You know Rumpl? The company that makes those super rad outdoor blankets? Well, the founders are back with yet another brilliant idea: a high-performance outdoor blanket that doubles as a poncho. Think of it as a more versatile version of that mummy bag you probably lug around when you go camping or backpacking. It’s warm, lightweight, and packs down into a sack — but thanks to its clever design, you can use it for more than just sleeping in a tent. Slip your head through the top slit, and suddenly it becomes an ultra-warm poncho.
On the outside, the Puffy Poncho is constructed from super-premium 20D, rip-stop nylon with a water-resistant DWR shield. This not only makes it incredibly soft and breathable, but also rugged and tear-proof as well. The DWR coating makes Rumpl stain resistant, and also prevents odor and bacteria from building up. Inside, it’s filled with ultralight synthetic down that mimics natural down, but is lighter, extremely compressible, and completely washable.
Ever tried to sleep in late while camping (at a festival or elsewhere), only to wake up just a couple hours after the sun comes up because the temperature inside your tent has skyrocketed? You’re not alone. Hot tents have plagued campers and festival goers for decades, but now there’s finally a solution. The Ohnana tent, as it’s called it’s designed with special materials that block out sunlight and prevent your tent from becoming an oven.
It is all thanks to two reflective coatings that are placed atop two separate layers of 170T polyester.
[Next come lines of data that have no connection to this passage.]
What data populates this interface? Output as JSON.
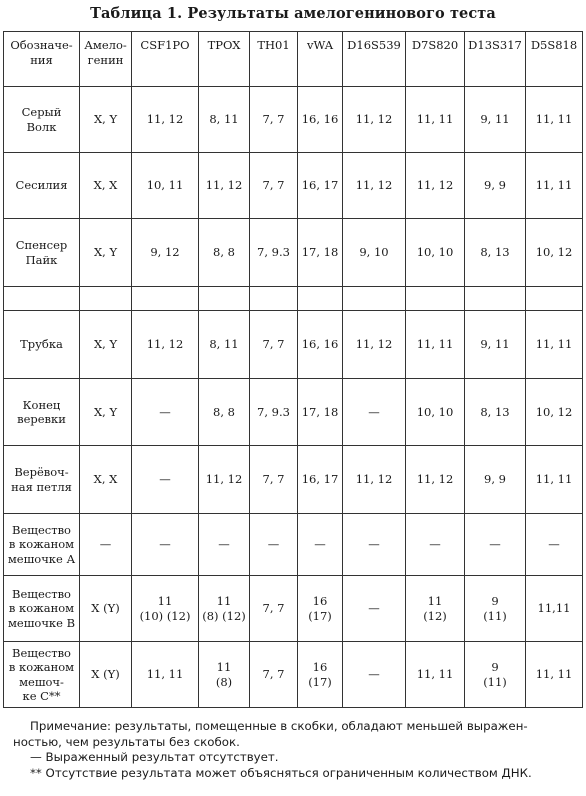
{
  "title": "Таблица 1. Результаты амелогенинового теста",
  "table": {
    "headers": [
      "Обозначе-\nния",
      "Амело-\nгенин",
      "CSF1PO",
      "TPOX",
      "TH01",
      "vWA",
      "D16S539",
      "D7S820",
      "D13S317",
      "D5S818"
    ],
    "rows": [
      [
        "Серый\nВолк",
        "X, Y",
        "11, 12",
        "8, 11",
        "7, 7",
        "16, 16",
        "11, 12",
        "11, 11",
        "9, 11",
        "11, 11"
      ],
      [
        "Сесилия",
        "X, X",
        "10, 11",
        "11, 12",
        "7, 7",
        "16, 17",
        "11, 12",
        "11, 12",
        "9, 9",
        "11, 11"
      ],
      [
        "Спенсер\nПайк",
        "X, Y",
        "9, 12",
        "8, 8",
        "7, 9.3",
        "17, 18",
        "9, 10",
        "10, 10",
        "8, 13",
        "10, 12"
      ],
      [
        "",
        "",
        "",
        "",
        "",
        "",
        "",
        "",
        "",
        ""
      ],
      [
        "Трубка",
        "X, Y",
        "11, 12",
        "8, 11",
        "7, 7",
        "16, 16",
        "11, 12",
        "11, 11",
        "9, 11",
        "11, 11"
      ],
      [
        "Конец\nверевки",
        "X, Y",
        "—",
        "8, 8",
        "7, 9.3",
        "17, 18",
        "—",
        "10, 10",
        "8, 13",
        "10, 12"
      ],
      [
        "Верёвоч-\nная петля",
        "X, X",
        "—",
        "11, 12",
        "7, 7",
        "16, 17",
        "11, 12",
        "11, 12",
        "9, 9",
        "11, 11"
      ],
      [
        "Вещество\nв кожаном\nмешочке А",
        "—",
        "—",
        "—",
        "—",
        "—",
        "—",
        "—",
        "—",
        "—"
      ],
      [
        "Вещество\nв кожаном\nмешочке В",
        "X (Y)",
        "11\n(10) (12)",
        "11\n(8) (12)",
        "7, 7",
        "16\n(17)",
        "—",
        "11\n(12)",
        "9\n(11)",
        "11,11"
      ],
      [
        "Вещество\nв кожаном\nмешоч-\nке С**",
        "X (Y)",
        "11, 11",
        "11\n(8)",
        "7, 7",
        "16\n(17)",
        "—",
        "11, 11",
        "9\n(11)",
        "11, 11"
      ]
    ]
  },
  "notes": {
    "line1": "Примечание: результаты, помещенные в скобки, обладают меньшей выражен-",
    "line2": "ностью, чем результаты без скобок.",
    "line3": "— Выраженный результат отсутствует.",
    "line4": "** Отсутствие результата может объясняться ограниченным количеством ДНК."
  }
}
That, the Ohnana team says, allows the tent to reflect infrared light, which in turn keeps the inside of the tent and its inhabitants cool. And not only does it block the heat, but it also blocks the harsh rays of the morning sun, so you will not be rudely awakened by light in your eyes.
The tent also comes with windows so that you can allow the breeze in when appropriate. And if there is no breeze to be had, rest assured that you can use the Ohnana tent’s built-in fans, which double in function as a source of light.